Anybody that has followed the career of Cillian Murphy will know the Cork actor isn’t averse to a bit of cross dressing.

In Neil Jordan’s 2005’s Breakfast on Pluto (2005) he went from gawky teen to beautiful blonde bombshell as transvestite Patrick/’Kitten’ Braden.

He’s at it again in Michel Lander’s 2010 psychological thriller, just out on DVD, but his character is a hell of a lot creepier. John Skillpa (Murphy) is a reclusive Nebraskan bank clerk whose already tenuous grip on reality slips dramatically when a freak train accident means his deepest cross-dressing secrets are revealed to the locals.

Mild-mannered John lives alone, but has a split personality, and his alter ego is Emma, who dresses up as in the morning before getting suited up and cycling into town to work. But until a train derails and ends up in his front garden, nobody else knew about his secret life. Neighbours run over to check if he’s ok, but get a shock when they see pretty brunette Emma stumbling about his garden.
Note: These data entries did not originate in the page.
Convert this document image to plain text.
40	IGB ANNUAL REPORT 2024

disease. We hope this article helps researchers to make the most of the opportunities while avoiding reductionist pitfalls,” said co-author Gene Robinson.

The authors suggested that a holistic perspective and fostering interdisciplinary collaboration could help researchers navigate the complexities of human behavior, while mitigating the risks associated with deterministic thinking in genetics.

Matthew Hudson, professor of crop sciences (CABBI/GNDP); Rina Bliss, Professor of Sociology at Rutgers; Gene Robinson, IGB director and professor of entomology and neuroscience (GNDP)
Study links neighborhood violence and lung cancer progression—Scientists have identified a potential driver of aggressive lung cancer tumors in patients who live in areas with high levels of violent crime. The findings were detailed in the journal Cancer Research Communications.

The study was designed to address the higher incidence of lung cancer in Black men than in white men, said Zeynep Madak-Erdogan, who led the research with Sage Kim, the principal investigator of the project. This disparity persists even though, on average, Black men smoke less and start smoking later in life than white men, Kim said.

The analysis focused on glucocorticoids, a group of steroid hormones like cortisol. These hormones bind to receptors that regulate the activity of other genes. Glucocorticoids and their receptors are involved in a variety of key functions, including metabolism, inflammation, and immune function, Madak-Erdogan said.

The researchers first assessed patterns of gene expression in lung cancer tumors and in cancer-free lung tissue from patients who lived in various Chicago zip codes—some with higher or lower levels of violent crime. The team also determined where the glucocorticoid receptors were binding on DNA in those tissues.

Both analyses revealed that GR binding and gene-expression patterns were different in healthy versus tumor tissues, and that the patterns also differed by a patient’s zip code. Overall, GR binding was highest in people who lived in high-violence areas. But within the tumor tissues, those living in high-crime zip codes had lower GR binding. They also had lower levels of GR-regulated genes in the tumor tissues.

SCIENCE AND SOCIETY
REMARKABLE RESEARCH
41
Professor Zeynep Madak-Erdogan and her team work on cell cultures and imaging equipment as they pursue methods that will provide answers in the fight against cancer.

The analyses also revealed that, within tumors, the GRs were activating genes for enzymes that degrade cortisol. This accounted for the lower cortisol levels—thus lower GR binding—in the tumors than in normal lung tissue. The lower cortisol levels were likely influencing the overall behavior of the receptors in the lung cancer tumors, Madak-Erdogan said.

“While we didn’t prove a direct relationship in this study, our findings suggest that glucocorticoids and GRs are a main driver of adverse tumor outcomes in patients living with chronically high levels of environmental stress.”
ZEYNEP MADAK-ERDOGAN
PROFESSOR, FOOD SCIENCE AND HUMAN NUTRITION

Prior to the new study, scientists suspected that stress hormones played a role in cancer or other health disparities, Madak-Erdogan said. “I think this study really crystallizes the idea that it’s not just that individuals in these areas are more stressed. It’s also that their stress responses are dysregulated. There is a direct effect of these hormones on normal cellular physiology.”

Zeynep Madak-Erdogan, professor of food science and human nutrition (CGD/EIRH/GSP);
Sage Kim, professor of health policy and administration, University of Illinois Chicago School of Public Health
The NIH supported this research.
Putting two and two together, they decide she must be his wife, and offer their support. But the more they try to help and make friends with her, the more John slides into psychosis. Juno star Ellen Page as stressed-out single mum and prostitute Maggie holds the key to his past, and a relationship with John brings the darker side of his personality comes to the fore.

This is an odd, intense film, but not a bad one. Full of intrigue and mystery with more than a little Hitchcock to it, it’s beautifully shot, and features sparse dialogue as the camera follows the nervy John/Emma around the house making tea, preparing breakfast and spying out of the net curtains.

Ultimately, however, Peacock is let down by a severely-disjointed ending that not even Ellen Page and Susan Sarandon (yes, she’s in it too) can lift. That said the ever-wonderful Cillian Murphy brings the same fascinating layers of dimension to this role that he does in every part he takes on.

Peacock (Lionsgate UK) is out now on DVD.